En somme, malgré plusieurs demandes formulées ces dernières années, aucun transfert n’a été réalisé entre les deux services d’incendie en raison de l’absence de dispositions légales le permettant dans le cadre actuel.
Une route côtière fragilisée
après un éboulement à Anse-Raffin
À la suite de l’incident survenu le 5 avril à Anse-Raffin, à Rodrigues, où des blocs rocheux instables se sont détachés pour se retrouver sur la route côtière, les autorités dans l’île ont rapidement engagé une évaluation de la situation. D’après les informations communiquées par l’Assemblée régionale de Rodrigues, une inspection menée par le bureau du Deputy Chief Commissioner, Johnson Roussety, a révélé une instabilité préoccupante du talus sur une portion d’environ 115 mètres, atteignant en moyenne 15 mètres de hauteur.
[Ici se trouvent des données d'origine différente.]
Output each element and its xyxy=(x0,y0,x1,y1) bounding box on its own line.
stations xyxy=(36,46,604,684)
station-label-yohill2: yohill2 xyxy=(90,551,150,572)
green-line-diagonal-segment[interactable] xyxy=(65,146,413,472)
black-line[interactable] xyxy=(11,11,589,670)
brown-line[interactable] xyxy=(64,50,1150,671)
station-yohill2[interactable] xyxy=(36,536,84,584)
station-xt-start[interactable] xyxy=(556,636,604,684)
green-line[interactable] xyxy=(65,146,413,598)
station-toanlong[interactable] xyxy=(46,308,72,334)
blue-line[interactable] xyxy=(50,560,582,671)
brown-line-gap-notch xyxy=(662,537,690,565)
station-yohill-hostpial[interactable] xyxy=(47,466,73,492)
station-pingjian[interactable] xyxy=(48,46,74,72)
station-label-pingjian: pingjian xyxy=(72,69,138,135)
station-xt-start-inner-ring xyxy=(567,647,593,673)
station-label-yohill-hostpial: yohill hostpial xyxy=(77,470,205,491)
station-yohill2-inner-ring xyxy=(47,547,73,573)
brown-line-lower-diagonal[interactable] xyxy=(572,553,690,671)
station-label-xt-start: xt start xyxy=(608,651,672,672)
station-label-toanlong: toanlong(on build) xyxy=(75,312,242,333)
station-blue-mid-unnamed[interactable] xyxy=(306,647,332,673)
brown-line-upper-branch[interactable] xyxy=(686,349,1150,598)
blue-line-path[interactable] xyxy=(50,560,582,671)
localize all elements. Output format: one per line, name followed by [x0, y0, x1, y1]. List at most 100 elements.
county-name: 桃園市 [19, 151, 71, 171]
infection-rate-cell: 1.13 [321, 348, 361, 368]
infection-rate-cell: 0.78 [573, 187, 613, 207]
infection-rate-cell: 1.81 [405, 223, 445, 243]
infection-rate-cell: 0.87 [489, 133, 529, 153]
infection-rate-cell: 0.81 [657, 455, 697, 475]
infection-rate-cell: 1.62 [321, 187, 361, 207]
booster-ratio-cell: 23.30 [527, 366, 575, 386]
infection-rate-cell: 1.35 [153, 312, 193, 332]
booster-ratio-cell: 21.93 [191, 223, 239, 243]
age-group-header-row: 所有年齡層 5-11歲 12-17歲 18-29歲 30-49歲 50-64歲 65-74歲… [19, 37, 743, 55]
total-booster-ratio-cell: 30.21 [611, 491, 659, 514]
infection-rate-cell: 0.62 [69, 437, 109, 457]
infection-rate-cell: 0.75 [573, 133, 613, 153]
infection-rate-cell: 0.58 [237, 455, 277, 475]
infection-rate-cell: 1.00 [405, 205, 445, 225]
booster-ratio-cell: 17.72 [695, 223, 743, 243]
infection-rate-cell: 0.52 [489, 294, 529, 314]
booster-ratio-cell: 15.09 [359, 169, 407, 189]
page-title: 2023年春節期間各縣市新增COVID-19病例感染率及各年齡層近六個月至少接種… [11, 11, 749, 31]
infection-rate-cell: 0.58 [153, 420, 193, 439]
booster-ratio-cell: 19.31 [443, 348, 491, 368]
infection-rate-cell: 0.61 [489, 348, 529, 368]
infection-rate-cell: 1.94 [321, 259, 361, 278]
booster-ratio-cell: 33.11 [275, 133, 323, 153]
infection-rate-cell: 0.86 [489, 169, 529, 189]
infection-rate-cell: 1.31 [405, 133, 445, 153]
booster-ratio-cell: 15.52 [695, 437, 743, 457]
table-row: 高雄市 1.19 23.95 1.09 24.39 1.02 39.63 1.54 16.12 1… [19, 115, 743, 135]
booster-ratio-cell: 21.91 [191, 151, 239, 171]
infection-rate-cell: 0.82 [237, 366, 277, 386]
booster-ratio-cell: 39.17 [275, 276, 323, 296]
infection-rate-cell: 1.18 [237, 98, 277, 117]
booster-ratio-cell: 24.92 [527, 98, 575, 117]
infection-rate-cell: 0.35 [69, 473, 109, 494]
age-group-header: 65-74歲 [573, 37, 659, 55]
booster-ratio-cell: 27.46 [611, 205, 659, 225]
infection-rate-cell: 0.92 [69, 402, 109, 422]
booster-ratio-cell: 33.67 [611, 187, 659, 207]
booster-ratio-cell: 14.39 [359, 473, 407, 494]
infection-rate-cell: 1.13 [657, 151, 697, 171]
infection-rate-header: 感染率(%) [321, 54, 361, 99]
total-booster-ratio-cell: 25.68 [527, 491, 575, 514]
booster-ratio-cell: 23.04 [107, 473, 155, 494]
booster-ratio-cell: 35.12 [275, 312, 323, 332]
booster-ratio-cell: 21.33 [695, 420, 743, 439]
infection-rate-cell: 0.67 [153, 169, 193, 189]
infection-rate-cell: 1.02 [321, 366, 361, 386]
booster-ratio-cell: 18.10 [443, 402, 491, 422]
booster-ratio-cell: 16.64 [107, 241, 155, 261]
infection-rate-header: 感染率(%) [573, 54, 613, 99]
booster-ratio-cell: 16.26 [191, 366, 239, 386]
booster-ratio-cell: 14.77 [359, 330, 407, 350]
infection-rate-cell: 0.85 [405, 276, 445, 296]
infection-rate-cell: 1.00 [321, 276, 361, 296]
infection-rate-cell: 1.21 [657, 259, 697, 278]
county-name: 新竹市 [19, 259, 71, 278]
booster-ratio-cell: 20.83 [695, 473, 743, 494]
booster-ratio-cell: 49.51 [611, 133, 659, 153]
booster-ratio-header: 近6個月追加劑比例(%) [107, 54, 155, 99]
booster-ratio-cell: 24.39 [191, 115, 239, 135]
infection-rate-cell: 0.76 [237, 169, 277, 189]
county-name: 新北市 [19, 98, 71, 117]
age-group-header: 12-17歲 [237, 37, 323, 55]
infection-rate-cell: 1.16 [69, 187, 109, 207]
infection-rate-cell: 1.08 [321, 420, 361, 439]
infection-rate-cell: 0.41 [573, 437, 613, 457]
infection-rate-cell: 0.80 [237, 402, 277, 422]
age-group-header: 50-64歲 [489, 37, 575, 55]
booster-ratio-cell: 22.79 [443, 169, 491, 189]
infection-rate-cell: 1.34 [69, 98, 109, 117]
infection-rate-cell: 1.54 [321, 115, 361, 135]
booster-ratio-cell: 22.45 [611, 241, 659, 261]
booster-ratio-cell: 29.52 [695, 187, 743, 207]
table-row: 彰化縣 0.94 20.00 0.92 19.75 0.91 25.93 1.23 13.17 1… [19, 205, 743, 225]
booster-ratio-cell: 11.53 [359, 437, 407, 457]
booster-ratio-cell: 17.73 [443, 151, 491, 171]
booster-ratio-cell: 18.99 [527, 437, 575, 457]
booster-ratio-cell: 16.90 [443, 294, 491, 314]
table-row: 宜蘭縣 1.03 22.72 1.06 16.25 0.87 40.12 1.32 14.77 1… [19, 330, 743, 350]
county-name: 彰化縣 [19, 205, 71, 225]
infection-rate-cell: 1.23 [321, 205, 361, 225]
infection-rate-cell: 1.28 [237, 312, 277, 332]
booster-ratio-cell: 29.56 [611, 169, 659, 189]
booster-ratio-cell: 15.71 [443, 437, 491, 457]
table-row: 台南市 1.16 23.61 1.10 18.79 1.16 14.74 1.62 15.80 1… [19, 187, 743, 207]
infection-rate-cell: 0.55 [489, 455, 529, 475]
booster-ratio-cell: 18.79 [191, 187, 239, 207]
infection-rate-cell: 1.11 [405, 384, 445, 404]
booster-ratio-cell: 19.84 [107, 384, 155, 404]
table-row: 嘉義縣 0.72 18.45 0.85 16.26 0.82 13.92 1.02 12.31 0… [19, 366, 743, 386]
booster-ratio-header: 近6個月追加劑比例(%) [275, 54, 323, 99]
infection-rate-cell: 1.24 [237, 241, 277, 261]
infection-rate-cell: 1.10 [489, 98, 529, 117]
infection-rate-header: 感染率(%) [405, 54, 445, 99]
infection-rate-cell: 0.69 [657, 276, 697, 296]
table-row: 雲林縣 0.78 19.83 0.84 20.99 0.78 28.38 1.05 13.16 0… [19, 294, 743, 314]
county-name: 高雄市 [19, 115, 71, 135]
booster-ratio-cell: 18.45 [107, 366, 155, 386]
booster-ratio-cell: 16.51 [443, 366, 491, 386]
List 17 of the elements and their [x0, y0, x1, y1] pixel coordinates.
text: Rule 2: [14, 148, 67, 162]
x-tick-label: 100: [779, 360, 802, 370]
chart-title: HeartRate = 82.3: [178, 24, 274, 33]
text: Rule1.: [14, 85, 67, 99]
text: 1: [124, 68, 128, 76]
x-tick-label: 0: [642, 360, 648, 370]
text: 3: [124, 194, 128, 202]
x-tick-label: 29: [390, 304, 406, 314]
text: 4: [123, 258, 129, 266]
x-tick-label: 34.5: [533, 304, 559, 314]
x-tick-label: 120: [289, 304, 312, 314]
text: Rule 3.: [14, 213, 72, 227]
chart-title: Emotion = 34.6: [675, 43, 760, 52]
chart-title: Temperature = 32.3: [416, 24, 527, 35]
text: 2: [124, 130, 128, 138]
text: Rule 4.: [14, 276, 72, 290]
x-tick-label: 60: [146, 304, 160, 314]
Les premières conclusions attribuent cette fragilité à des phénomènes prolongés d’érosion et de glissements de terrain, qui ont progressivement affaibli la structure du versant. Cette situation met en lumière la vulnérabilité de certaines infrastructures routières de l’île face aux aléas naturels.
Du côté du ministère des Infrastructures publiques à Maurice, il est indiqué que ni l’unité géotechnique du ministère concerné ni la Road Development Authority (RDA) n’avaient, jusqu’à présent, reçu de demande officielle pour intervenir. Toutefois, les services techniques se disent prêts à effectuer les investigations nécessaires et à fournir un appui spécialisé dès qu’une requête formelle sera formulée par l’Assemblée régionale.
En attendant, des travaux correctifs sont à l’étude. Ils devraient inclure des interventions lourdes de stabilisation du terrain, notamment à travers des terrassements d’envergure et la construction d’un mur de soutènement en maçonnerie. Les experts soulignent néanmoins que les caractéristiques géomorphologiques de la zone rendent le risque de nouveaux éboulements particulièrement élevé. Des analyses complémentaires seront donc indispensables pour définir des solutions durables.
Parmi les mesures envisagées figurent la réalisation d’études géotechniques approfondies afin d’identifier les zones les plus exposées, la mise en place de structures de soutènement supplémentaires, l’installation de dispositifs de protection contre les chutes de pierres, ainsi que le renforcement de la couverture végétale sur les pentes fragilisées. La RDA a, pour sa part, réaffirmé sa volonté de poursuivre sa collaboration avec l’Assemblée régionale dans le cadre du dispositif de coopération existant. Dans cette optique, une mission conjointe composée de spécialistes de l’unité géotechnique et de la RDA devrait prochainement se rendre à Rodrigues afin de procéder à une évaluation de terrain.
L’objectif affiché est de renforcer la sécurité des usagers et d’améliorer la résilience des infrastructures routières face aux risques naturels.